Vorläufige Forschung – Leben ohne Gehirnstrukturen

Henry Molaison war normal – relativ gesehen natürlich. Aber für jemanden, der ohne große Gehirnstrukturen lebt, ist es erstaunlich, dass er in der Lage war, einen Job zu halten und in vielerlei Hinsicht seines Lebens normal zu funktionieren. Tatsächlich bemerkte Brenda Milner, eine Neurowissenschaftlerin von der McGill University, dass man nach nur einem kurzen Gespräch mit Henry nicht sagen konnte, dass etwas mit ihm nicht stimmte.

Ähnlich wie Brenda war ich von Henrys hoher Funktionalität beeindruckt. Als ich den Artikel las, fragte ich mich immer wieder, wie man ohne bestimmte Teile des Gehirns leben könnte – den Hippocampus und die Amygdala in Henrys Fall –, die oft als entscheidend für die menschliche Erfahrung angesehen werden. Dies führte dazu, dass ich anfing, die Notwendigkeit einzelner Gehirnstrukturen noch mehr in Frage zu stellen. Was passiert mit einer Person, wenn Sie verschiedene Teile ihres Gehirns entfernen? Ohne welche Teile des Gehirns können Sie normal funktionieren?

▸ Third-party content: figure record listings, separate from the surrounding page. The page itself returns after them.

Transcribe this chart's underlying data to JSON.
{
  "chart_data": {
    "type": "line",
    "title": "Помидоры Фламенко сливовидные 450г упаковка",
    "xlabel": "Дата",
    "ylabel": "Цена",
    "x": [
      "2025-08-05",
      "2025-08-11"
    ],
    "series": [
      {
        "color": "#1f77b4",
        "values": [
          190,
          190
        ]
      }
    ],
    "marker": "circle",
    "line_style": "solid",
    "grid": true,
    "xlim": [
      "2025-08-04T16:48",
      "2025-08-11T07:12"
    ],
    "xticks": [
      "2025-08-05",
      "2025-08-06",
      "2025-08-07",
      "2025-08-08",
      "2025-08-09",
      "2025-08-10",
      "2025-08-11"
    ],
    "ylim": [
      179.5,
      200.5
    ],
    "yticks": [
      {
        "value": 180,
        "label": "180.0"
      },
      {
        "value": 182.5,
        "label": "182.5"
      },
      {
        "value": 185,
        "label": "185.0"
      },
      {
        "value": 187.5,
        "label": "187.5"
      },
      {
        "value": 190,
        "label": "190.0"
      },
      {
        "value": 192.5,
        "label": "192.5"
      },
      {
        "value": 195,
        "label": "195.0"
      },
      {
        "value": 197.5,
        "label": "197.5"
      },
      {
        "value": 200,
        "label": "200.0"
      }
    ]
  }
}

In meiner Forschung stieß ich auf mehrere erstaunliche Fallstudien, die zeigen, dass das Gehirn viel geschickter darin ist, ohne bestimmte Strukturen zu funktionieren, als man sich vorstellen kann. Eine Chinesin lebte ein weitgehend normales Leben, heiratete und bekam ein Kind, bevor sie herausfand, dass sich ihr Kleinhirn nie entwickelt hatte. Ein junges deutsches Mädchen wurde ohne die rechte Hemisphäre ihrer Großhirnrinde geboren, wird aber immer noch als „witzig, charmant und intelligent“ beschrieben.“ Eine Frau aus Virginia, der die meisten Gehirnstrukturen auf ihrer linken Seite fehlen, konnte die High School abschließen und normal kommunizieren. Ein Junge in Louisiana konnte bis zum Alter von 12 Jahren ohne Gehirnstrukturen mit Ausnahme des Hirnstamms leben. Die meisten dieser scheinbaren Wunder werden der Neuroplastizität des Gehirns zugeschrieben – seiner Fähigkeit, sich durch die Bildung neuer neuronaler Verbindungen im Laufe des Lebens zu reorganisieren – und der Degeneration des Gehirns – der Fähigkeit mehrerer verschiedener Gehirnstrukturen, eine einzige Funktion zu unterstützen.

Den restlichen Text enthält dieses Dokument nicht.